O partido também apresentou destaques para impedir a realização de audiências de custódia quando houver flagrante envolvendo membros de organizações criminosas, medida que gerou debates sobre impactos no funcionamento da Justiça e protocolos utilizados em nível nacional.
Governo cobra ajustes e alerta para impactos sobre a Receita
O líder do PT na Câmara, Lindbergh Farias (PT-RJ), criticou trechos da nova versão apresentada por Derrite por entender que podem dificultar a atuação da Receita Federal na estratégia de asfixia financeira aplicada a facções. Segundo o deputado, o parecer desmonta pontos ligados à política de descapitalização ao retirar medidas cautelares especiais do texto original enviado pelo governo. Ele afirma que isso pode comprometer investigações que dependem da atuação simultânea de diferentes órgãos de controle.
O parecer mais recente também define regras para a destinação de bens apreendidos. Derrite destinou parte desses valores ao Fundo para Aparelhamento e Operacionalização das Atividades Fim da Polícia Federal (Funapol), quando o crime estiver sob investigação pela Polícia Federal (PF).
Na versão anterior, os recursos eram direcionados integralmente aos Estados e ao Distrito Federal. O atual substitutivo determina ainda que os bens serão destinados ao ente onde corre a ação penal responsável pela apuração dos crimes, medida que altera o fluxo original proposto pelo governo.
Definição de facção criminosa e manutenção do domínio social estruturado
Derrite incluiu no relatório uma definição de facção criminosa, mas não tipificou a conduta, retirando a criação de um novo crime como sugerido pelo texto do Executivo. O governo defendia a figura de organização criminosa qualificada, definida como facção criminosa, com pena de oito a quinze anos para quem atuasse com objetivo de controle territorial ou financeiro por meio de violência, coação ou ameaça.
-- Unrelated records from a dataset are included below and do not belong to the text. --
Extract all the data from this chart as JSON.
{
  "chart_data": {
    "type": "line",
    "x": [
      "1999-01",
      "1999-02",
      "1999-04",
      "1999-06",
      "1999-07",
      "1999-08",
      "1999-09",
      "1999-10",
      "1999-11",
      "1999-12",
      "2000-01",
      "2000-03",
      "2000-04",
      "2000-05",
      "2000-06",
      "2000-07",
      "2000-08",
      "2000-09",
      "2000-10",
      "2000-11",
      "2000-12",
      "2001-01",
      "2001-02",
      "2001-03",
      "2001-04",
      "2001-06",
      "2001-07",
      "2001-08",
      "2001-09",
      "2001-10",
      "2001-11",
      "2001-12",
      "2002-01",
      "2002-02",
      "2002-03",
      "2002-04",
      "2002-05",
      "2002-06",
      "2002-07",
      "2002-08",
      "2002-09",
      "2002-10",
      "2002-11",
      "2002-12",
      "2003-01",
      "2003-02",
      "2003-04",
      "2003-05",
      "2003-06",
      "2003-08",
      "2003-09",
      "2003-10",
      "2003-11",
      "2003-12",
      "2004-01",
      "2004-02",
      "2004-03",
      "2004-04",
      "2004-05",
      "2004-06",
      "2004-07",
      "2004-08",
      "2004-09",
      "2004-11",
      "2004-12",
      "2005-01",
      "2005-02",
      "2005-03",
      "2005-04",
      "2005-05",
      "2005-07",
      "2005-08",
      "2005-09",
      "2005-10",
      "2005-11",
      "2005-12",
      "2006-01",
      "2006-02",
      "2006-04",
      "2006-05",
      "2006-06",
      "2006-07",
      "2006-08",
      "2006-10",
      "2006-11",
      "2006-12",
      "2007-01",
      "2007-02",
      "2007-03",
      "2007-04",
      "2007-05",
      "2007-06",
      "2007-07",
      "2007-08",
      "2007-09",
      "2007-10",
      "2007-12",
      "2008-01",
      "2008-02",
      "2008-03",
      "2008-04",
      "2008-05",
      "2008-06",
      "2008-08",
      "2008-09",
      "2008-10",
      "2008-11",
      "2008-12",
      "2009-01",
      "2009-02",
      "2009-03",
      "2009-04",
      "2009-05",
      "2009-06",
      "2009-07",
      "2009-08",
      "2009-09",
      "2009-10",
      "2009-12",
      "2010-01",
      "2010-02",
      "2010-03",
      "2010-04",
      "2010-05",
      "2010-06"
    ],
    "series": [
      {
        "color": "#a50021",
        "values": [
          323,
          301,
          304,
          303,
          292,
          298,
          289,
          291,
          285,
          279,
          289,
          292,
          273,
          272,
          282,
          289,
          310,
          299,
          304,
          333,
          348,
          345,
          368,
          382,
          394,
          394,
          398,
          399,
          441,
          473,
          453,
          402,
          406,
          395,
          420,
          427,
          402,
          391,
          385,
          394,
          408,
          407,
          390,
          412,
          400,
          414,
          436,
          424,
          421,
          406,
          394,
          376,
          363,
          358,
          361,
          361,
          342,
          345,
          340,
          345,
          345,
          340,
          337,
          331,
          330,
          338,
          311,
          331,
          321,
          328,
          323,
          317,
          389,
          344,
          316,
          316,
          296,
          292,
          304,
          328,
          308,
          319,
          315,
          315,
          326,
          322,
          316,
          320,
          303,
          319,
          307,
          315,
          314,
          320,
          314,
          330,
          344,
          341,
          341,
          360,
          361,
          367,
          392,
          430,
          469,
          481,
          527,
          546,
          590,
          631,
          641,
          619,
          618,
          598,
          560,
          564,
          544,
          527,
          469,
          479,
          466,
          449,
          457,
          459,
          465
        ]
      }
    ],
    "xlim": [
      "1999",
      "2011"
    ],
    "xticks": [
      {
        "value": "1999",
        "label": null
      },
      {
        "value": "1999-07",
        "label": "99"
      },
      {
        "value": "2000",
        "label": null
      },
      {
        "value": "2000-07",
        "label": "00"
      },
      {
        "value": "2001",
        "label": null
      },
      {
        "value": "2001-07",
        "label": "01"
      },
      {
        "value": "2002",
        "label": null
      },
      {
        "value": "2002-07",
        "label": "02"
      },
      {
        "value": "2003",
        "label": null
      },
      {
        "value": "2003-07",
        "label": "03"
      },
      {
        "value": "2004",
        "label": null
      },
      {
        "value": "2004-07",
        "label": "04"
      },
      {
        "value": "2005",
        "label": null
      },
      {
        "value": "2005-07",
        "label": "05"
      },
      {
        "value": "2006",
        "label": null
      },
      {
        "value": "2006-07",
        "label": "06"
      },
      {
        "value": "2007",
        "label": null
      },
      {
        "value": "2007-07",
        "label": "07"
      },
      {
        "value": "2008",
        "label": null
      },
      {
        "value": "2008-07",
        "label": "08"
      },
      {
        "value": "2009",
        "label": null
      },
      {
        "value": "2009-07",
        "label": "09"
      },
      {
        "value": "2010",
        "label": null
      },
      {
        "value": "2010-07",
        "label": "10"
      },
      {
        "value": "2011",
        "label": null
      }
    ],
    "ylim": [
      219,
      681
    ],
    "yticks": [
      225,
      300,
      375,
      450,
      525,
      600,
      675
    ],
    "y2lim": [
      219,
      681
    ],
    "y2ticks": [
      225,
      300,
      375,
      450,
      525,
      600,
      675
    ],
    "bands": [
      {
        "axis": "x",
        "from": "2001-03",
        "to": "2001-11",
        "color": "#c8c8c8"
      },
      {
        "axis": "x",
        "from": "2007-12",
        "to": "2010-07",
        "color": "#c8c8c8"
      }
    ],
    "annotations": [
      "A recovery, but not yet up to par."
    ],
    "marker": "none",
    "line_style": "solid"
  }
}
O relator manteve o conceito de domínio social estruturado, usado para enquadrar crimes praticados por organizações que exercem controle armado sobre territórios.
A definição incorporada ao parecer descreve facção criminosa como organização ultraviolenta, milícia privada ou grupo paramilitar voltado ao controle de áreas ou atividades econômicas mediante uso de violência ou intimidação. O relatório também mantém a previsão de criação de uma lei autônoma para disciplinar o combate ao crime organizado. O governo aponta que legislações paralelas podem gerar conflitos práticos com normas já existentes, como a Lei de Organizações Criminosas, ainda em vigor.